Evening Street Elementary School fifth-graders are "moving on up" this fall, breaking out of elementary school to become sixth-grade middle school students at Kilbourne Middle School.

Evening Street Elementary School fifth-graders are "moving on up" this fall, breaking out of elementary school to become sixth-grade middle school students at Kilbourne Middle School.

Superintendent Trent Bowers said Evening Street was "in critical need" of additional classroom space, so all sixth-grade classes will move to Kilbourne for the 2016-17 school year.

Every other district elementary school will stick with its grade K-6 model.

"Evening Street has a critical need for an additional classroom each of the next three to four years," Bowers said. "Short-term adjustments have worked over the past few years to house current students and programs, but will no longer address the needs at Evening Street."

He said the move would free up three classrooms at Evening Street, allowing the district to immediately add another first-grade classroom. It also would allow additional space for the future, until a more permanent solution is found.

"The move of our sixth-graders to KMS allows their peer group to stay together," Bowers said. "This was the first-choice option of parents who provided feedback on the proposed solutions."

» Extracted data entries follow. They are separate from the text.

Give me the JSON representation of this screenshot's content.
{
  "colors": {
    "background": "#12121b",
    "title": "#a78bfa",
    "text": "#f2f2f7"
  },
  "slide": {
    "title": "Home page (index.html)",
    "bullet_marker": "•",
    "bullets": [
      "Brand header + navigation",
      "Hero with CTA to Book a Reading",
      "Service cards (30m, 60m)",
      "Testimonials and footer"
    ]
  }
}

KMS sixth-graders will participate in the same sixth-grade core academic programs delivered at the district's elementary schools.

The middle school will add a lunch period to serve the sixth-graders and teachers in art, music and physical education will teach an additional period just for the sixth-graders.

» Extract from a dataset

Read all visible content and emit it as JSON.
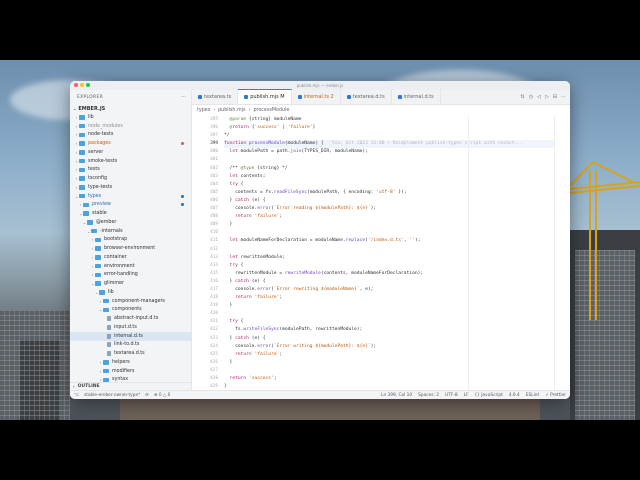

"Three classrooms of seventh- and eighth-graders will relocate to a different part of the school, to be occupied by the sixth-grade teachers, who will move from Evening Street to KMS," Bowers said. "Overall, the change is minimal for the middle school and will not affect any programming offered to seventh- and eighth-graders."

KMS Principal Pete Scully said he and his staff would be ready for the sixth-graders in the fall.

"We have placed the sixth-graders in their own hallway," he said. "This decision required some teachers to give up rooms and share spaces. Certainly, this is not easy, but we expect only a minimal disruption to staff and it will not take away from the programs or offerings for kids."

He said all sixth-graders would have rooms and lockers in the same general area, along with their own lunch period. They would have the same school start and end time as the middle school students.

"Their schedule during the day may vary a bit, based on the needs and wishes of the sixth-grade team," Scully said. "In other words, just because a bell rings, doesn't mean our sixth-graders will be changing classes."

He said staff members are working to provide a smooth transition.

"Our first goal is to provide a comparable sixth-grade experience for our new students," he said. "We are confident that we can accomplish this fairly easily.

"Our second goal is to ensure that we provide a welcoming, safe and responsive environment for our new students and staff," he said. "We have had and are planning several formal opportunities for parents and kids to transition smoothly into KMS."

Scully has a standing meeting twice a month with the sixth-grade teaching team to work through details, troubleshoot, share ideas and "ensure that we are agile in our response to the emerging needs of our kids, staff and families."

"What we know is that the big pieces are in place and will be fine," he said. "We also know that the little pieces will need regular attention, communication and adjustment to meet the needs of kids and families."